Again this is a guess, but it is non-negligibly likely that folk at least similar to Greg Egan have an implicit model of Singularitarian folk (whose diverse members and positions will unfortunately get lumped together to some rather non-negligibly biased extent) as having differing and very probably wrong intuitions about theoretical computer science, instead of having differing but at least plausible beliefs about rates/bursts of technological progress or problem solving ability as measured by biological subjective time. That said, if you asked Egan if he explicitly thinks that Eliezer explicitly thinks that super-Turingness-like-stuff is probable, I don't think he'd say yes, so it seems probable that my model is at least somewhat wrong.

I think that Aaronson's comments are correct, though the human thought serial speed-up thing is perhaps a misleading example for this post since the sort of singularity Eliezer et al are interested in is not really about serial speed-ups themselves so much as using speed-ups to search for more speed-ups among other things.

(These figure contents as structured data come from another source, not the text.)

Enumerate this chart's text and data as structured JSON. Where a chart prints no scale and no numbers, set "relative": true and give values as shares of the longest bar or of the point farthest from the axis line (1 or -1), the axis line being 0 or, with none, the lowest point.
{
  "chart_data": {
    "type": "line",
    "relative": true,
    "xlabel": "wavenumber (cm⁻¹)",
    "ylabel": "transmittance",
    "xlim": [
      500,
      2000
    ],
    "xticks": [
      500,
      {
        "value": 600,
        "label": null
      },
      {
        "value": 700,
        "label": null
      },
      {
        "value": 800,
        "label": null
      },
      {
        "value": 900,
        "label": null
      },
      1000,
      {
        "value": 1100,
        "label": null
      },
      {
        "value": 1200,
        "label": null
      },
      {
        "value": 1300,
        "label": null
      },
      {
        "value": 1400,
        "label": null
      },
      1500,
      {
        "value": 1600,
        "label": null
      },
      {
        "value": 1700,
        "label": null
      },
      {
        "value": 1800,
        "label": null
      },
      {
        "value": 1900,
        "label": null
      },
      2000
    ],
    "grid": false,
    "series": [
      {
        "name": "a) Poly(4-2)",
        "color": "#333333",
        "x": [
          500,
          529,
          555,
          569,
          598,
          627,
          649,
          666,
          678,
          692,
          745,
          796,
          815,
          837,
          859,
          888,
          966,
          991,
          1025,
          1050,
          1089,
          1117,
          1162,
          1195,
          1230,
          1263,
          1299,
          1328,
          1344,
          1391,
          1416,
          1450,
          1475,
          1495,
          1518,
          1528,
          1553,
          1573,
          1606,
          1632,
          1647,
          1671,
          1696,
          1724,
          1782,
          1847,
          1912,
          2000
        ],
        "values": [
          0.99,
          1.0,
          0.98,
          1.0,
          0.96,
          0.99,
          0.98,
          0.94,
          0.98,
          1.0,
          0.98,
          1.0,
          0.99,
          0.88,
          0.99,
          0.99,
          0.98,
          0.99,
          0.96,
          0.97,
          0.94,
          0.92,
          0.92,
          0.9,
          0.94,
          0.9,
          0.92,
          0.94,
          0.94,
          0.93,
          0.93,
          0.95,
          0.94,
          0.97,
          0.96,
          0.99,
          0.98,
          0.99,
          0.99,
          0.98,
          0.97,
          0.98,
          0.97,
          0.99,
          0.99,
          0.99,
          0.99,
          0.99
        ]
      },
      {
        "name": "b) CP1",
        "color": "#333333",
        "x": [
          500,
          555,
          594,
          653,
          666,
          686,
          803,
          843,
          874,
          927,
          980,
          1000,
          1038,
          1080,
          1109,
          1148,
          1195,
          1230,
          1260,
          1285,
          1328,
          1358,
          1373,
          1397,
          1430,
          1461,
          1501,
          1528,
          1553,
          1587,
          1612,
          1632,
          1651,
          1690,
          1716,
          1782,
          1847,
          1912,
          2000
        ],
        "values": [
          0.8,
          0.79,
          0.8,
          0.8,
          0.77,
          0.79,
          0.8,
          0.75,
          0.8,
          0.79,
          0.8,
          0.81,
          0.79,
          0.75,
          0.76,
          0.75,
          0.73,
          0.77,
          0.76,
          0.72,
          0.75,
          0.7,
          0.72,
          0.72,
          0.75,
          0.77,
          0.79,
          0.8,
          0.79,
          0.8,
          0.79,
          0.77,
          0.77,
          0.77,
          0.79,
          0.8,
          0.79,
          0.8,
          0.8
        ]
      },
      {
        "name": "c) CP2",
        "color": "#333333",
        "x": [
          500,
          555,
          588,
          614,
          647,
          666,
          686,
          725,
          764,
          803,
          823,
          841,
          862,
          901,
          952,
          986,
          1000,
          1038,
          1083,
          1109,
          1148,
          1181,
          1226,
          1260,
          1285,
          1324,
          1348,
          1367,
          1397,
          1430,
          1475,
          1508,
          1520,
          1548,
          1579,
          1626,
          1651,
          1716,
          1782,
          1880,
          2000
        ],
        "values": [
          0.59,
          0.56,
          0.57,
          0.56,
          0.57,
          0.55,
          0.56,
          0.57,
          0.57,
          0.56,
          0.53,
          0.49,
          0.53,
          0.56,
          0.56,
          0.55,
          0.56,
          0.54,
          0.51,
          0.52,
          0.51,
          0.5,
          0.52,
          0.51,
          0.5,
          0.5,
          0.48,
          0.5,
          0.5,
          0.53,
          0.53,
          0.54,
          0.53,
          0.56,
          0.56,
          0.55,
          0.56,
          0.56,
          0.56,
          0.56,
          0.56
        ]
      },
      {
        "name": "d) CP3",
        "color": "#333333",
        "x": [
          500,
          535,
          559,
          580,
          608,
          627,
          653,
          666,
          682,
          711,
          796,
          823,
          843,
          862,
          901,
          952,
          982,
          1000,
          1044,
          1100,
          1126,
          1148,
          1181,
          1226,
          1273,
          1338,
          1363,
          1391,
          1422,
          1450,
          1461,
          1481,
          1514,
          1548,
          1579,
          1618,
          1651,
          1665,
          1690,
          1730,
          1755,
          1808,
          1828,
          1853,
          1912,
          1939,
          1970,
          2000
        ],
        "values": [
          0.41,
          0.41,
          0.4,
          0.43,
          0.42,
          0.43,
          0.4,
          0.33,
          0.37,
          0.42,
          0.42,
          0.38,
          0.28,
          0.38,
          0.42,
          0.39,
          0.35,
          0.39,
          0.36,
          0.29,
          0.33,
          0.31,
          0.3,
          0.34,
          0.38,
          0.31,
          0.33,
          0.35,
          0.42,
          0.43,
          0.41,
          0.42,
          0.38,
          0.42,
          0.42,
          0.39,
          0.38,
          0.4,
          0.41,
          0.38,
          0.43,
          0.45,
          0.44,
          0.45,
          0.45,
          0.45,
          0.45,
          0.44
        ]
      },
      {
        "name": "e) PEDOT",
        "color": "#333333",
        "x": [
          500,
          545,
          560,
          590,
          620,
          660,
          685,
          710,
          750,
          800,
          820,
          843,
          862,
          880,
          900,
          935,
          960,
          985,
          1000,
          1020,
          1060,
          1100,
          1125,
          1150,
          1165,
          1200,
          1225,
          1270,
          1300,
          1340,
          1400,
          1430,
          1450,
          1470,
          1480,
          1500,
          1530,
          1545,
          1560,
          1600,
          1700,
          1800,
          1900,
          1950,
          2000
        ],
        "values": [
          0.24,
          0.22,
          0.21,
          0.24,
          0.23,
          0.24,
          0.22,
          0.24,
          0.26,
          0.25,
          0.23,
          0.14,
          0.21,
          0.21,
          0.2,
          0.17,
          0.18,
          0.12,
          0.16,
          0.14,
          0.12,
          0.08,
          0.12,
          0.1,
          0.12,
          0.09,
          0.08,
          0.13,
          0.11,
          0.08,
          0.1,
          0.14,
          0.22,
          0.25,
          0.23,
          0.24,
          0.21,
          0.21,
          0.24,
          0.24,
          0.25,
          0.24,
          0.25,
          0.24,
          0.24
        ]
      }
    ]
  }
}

Aaronson's P versus NP example is an okay theoretical example of an insight that smart Singularitarians might talk about as in-hindsight practically incompressible but still powerful enough to 'change the nature of the optimization game' as I think Eliezer put it.

That humans might in principle follow any argument a superintelligence could put forth up to the Goedelian limit is maybe true if you're willing to really really stretch the definition of human. This implies next to nothing about whether or not hardware-enhanced humans or even ems can stay ahead of de novo Bayesian seed AIs or even hacked-together but still non-biologically-originated AIs, whose architectures are wayyyyy more flexible and conducive to software improvements. I have a hard time coming up with a decent counterargument Greg Egan could make here conditional on his accepting the practical possibility of engineering AGI. I'm probably missing nuances of his position. I wish he could have a structured discussion with Eliezer. (Bloggingheads is too much like a debate, no one goes in expecting to change their mind.)

I agree that the chimpanzee-to-human phase transition example is potentially misleading unless there's something I'm missing. If you've seen it used in an SIAI paper in a way that doesn't mention the possible narrow-to-general intelligence phase transition argument, please link to it.